O mais triste, no entanto, era a sensação constante de que, um dia, eu o perderia. Porque, em minha vida, tudo o que era bom sempre acabava indo embora. Por isso, todos os dias, eu acordava um pouco antes, me levantava e ficava ali, observando-o por alguns minutos, antes que o despertador tocasse.

A sua pele branca, seus fios castanhos e enroladinhos, seu nariz arrebitado, eu aguardava todos os dias naquele mesmo horário, o seu abrir de  olhos, pra mergulhar naquele olhar cinza, então ele abria um dos melhores sorrisos, e me beijava, e então se levantava para se preparar para o trabalho.

Nicholas era um homem comum, auxiliar administrativo, tinha seus trinta anos, carinhoso, cuidadoso, calmo, sorridente, criativo.
A nossa casa era totalmente decorada por coisas loucas que ele inventava de fazer com objetos que não serviam mais pra nada, ele simplesmente transformava uma coisa que deveria ir pro lixo, em algo essencial.

Às vezes eu me sentia uma das suas bugigangas, na qual ele transformava em coisas criativas, e eu era feliz assim, a felicidade dele era a minha.
Nunca fui uma garota bela, pelo contrário eu me achava uma pessoa sem nenhuma beleza, a imagem que eu encontrava no espelho, era de uma mulher sem nenhum atrativo, minhas pernas eram tão finas que as calças ficavam folgadas, já a minha barriga era grande e cheia de celulite, a minha pele era oleosa, cheia de marcas de acne, meus seios eram minúsculos.

Alba, minha sogra, costumava me dizer que eu era uma criatura sem graça. Sem beleza, sem família, sem dinheiro. Incontáveis vezes ela me lembrava o quanto eu não merecia o Nicholas, que era uma pedra no sapato dele, que eu o impedia de crescer na vida.

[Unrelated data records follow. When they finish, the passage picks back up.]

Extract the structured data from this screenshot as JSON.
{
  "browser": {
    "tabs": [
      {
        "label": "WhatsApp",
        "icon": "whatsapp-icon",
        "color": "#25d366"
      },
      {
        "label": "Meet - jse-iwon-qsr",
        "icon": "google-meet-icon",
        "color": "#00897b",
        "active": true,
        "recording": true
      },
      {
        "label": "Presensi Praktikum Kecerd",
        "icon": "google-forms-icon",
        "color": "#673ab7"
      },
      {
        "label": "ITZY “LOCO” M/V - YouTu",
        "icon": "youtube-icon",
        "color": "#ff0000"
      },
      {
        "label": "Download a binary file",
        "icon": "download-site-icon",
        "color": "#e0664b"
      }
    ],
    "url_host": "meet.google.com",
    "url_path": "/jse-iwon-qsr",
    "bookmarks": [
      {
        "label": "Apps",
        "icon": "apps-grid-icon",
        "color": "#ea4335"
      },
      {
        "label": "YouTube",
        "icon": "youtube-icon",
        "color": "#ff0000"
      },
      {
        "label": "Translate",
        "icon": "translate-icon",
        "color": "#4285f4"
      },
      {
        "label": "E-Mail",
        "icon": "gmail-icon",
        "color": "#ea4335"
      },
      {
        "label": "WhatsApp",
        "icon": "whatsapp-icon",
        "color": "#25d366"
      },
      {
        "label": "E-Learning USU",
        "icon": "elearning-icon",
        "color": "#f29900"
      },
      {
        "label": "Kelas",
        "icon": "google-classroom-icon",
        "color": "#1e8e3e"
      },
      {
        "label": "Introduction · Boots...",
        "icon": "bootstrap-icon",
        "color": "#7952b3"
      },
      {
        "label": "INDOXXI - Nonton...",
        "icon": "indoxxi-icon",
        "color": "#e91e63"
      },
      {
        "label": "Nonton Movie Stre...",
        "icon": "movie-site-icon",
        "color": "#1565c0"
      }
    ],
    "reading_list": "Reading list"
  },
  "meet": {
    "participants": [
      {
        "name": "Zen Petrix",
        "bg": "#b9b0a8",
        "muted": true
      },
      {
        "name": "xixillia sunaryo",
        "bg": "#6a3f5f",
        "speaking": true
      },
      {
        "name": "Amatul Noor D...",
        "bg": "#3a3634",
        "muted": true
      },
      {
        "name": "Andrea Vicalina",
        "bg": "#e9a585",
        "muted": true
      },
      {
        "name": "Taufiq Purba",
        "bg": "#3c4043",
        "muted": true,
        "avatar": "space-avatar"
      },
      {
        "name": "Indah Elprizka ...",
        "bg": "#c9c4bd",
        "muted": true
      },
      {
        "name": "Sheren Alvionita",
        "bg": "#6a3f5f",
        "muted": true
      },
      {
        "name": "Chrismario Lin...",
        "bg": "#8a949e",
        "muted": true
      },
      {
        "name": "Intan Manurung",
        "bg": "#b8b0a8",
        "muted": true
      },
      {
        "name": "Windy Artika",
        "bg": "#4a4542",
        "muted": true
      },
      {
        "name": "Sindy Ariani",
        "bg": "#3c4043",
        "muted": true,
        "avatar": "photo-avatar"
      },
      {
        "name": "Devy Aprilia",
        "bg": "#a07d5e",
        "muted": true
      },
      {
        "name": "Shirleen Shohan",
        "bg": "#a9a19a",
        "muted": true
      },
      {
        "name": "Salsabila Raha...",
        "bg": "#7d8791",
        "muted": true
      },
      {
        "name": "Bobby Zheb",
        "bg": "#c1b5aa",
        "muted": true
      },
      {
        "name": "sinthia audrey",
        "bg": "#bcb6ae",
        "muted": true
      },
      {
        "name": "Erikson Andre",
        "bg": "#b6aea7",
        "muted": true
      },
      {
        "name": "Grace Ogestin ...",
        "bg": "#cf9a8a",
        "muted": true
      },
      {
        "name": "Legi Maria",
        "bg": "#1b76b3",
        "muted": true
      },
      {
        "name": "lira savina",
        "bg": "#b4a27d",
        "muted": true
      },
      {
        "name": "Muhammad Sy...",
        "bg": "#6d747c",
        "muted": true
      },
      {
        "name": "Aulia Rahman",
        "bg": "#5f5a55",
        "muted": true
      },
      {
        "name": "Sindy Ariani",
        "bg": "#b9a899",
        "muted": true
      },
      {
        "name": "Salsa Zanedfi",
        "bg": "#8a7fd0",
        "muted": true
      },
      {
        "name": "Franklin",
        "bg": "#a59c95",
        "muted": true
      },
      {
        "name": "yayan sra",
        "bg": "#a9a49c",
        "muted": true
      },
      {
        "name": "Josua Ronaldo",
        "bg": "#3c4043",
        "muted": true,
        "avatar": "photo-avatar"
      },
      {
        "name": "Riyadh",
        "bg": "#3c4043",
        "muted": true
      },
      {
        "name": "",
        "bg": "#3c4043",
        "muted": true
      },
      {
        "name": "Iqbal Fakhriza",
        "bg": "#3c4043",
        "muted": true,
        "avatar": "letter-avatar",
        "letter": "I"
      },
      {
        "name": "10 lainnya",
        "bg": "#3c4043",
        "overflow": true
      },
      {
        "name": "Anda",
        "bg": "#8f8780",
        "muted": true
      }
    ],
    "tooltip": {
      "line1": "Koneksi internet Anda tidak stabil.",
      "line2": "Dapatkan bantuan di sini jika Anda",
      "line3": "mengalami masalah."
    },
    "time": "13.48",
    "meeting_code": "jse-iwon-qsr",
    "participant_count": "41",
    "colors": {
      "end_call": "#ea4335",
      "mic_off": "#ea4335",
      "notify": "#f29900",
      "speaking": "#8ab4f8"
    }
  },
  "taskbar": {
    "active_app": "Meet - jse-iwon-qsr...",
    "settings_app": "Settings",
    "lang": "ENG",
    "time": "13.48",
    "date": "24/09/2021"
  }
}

E, de certa forma, ela tinha razão. Eu não era uma pessoa inteligente. Meus cabelos não eram loiros e brilhantes, como os das mulheres que ela admirava. Eram castanhos, sem vida, sem graça. Meus olhos não eram verdes como os de Amélia; eram escuros e opacos. O meu nariz... Bem, eu me sentia como um tucano, com aquele formato pontudo que nunca parecia certo. Não era branca, mas também não era negra. Eu era um ser indefinido, e tão limitada em minha própria visão que nem sabia como me definir.

Marcela, por outro lado, nunca me fez sentir inferior, eu a via como uma figura acolhedora, alguém que me compreendia sem palavras, ainda que sua presença fosse um lembrete constante da minha própria solidão.

Ela era a falecida dona da pensão onde eu morava em Chiswichi, antes de Nicholas aparecer. Eu tinha apenas 25 anos, o meu pai era um estranho, a minha mãe, falecida. Eu era a órfã, a menina perdida que se afundava em calmantes para tentar fugir da pressão da minha sogra, das minhas inseguranças, da minha aparência e das minhas tentativas frustradas de arrumar um emprego. O medo constante de perder o meu marido me consumia.

Eu era apenas Priscila da Silva Santos. Um nome comum, uma garota sem graça, uma existência sem propósito.

Quantas vezes me perguntei por que ele me escolheu? Ele era o padrão de beleza das revistas masculinas, o corpo perfeito, aquele tipo de homem que fazia as mulheres suspirarem. Ao nosso redor, sempre ouviam a mesma pergunta: "O que esse deus grego viu nessa garota?"